Though both boys were athletic, it seemed unlikely that one of them, acting alone, could have beaten two people to de
ath without a struggle. There was no evidence that either Graham or Elizabeth Byrnes had fought back, neither defendant showing any bruises, cuts, or scratches. Neither victim had the blood, skin, or hair of one of the defendants under his fingernails.
Mason was growing confident that King was guilty, unable to find any explanation for the jury's decision to set him free. The explanation lay outside the facts. Maybe King had better lawyers. Maybe the jury just believed King's unlikely story. Maybe Kowalczyk had a nervous tic when he testified. The collective mind of a jury was a strange and mysterious place, decisions hatched as compromises, born of indigestion and other human vagaries.

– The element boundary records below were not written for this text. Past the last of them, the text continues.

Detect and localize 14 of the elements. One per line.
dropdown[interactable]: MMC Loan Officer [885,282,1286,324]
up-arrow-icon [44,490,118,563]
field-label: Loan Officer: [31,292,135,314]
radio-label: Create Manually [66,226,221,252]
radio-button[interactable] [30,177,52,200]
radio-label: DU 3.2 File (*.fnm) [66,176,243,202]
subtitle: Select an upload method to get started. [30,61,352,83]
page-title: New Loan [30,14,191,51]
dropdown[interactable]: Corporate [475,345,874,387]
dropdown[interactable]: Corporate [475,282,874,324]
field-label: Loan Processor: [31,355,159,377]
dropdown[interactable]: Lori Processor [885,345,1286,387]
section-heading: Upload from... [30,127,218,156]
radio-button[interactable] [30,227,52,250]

His best chance of understanding what had happened in the courtroom would come from talking with the lawyers, the judge, and the jury. Even that was an uncertain prospect. Lawyers justify their wins and losses with increasing clarity as time goes by, attributing the former to their skill, the latter to insurmountable bad facts. Judges lose track, one case blending into another. Jurors just forget.
Another jury, looking back on the same facts fifteen years later, might well come to the right decision, finally holding Whitney King accountable for that murderous night. While that would serve one of his clients, it wouldn't serve the other.
Mason had called Mary Kowalczyk after his meeting with Nick Byrnes, explaining the nuances of representing two clients in the same case. Mary enthusiastically endorsed Mason's proposal.
"Anything that will prove Whitney King is guilty is fine by me," she said.
"That won't prove that Ryan was innocent."
"Then you'll just have to do both," Mary told him, ending the discussion.
Mason cranked open the windows behind his desk, opening his door, hoping to generate a breeze, instead getting a dose of traffic exhaust, car horns, and more hot air than a campaign commercial. He tolerated the mix while he made a quick scan of the boxes Nick Byrnes had left him, each one sealed with heavy packing tape. Mason fished through his desk drawers looking for a utility knife, found it at the bottom of the bottom drawer next to a gun Blues had given him when he first moved in above the bar. It was a .44 caliber semiautomatic with a nine-shot magazine.